State study looks for opportunities to better utilize deep water ports
The governor released a study Thursday that he says will guide the development of the state's deep water ports in New London, New Haven and Bridgeport.
The Connecticut Deep Water Port Strategy Study, commissioned by the state Department of Transportation, recommends how to protect existing commercial operations at these ports and identifies new opportunities for business growth.
"Expanding business development and creating jobs are keys to economic recovery and this study highlights ways we can support our maritime industries and effectively compete for limited federal resources," Gov. Dannel P. Malloy said in a statement. "By examining both short- and long-term options, we are in a better position to accelerate economic activity at all of our ports."
The director of New London's Office of Development & Planning, who has yet to read the entire nearly 200-page study, said it appears to be positive for all the state's ports.
"It's not being critical. It's looking at the means for how to better serve the state's maritime needs,'' Kristin Havrilla Clarke said. "It's a blueprint for the city and state to work together ... and talk about how we can expand our markets, utilize that space better, and tangentially, work with the Port Authority so they can put together a harbor plan."
The report also recommends the state put out a Request for Proposals for an operator of State Pier in New London.
But retired Coast Guard Capt. Chuck Beck, the transportation maritime manager for DOT, said contracts with Logistec Corp., which operates the pier, and Thames River Seafood, which works out of the pier, have been extended to 2016.

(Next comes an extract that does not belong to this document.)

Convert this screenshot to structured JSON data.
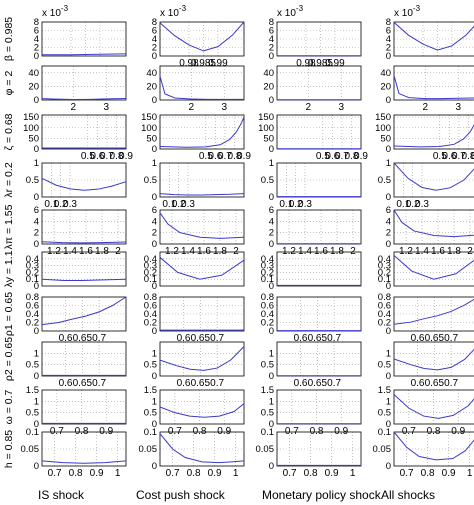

"The current lessees are not going anywhere short-term," Beck said. "And maybe not for the long term. I anticipate both will provide responses to the RFP and could remain at the pier.''
The study says New London could export more wood pellets and import lumber, copper, steel and fresh food. More should be done to retain and expand the dry cargo business, liquid bulk and related energy uses, shipyard and ship repair services and the private ferry services, the study says.
State Sen. Andrea Stillman, D-Waterford, said the study is "a very promising report for the future of the State Pier in New London."
"It's an opportunity to grow jobs around our port," she said Thursday. "As we look forward to the economy improving, it's my hope we'll see more products coming in, such as the type they're recommending."
The state hired Moffatt & Nichol, a port and harbor adviser, to look at what commodities are moving in and out of the state, the origins and destinations of the cargo, how goods reach their destinations, the players who decide the routes of major cargo, how the ports compare to their competitors and shipping trends.
Connecticut's maritime industries and related economic activity account for more than $5 billion in business output within the state, including more than 30,000 jobs, and about $2.7 billion of the state's gross domestic product.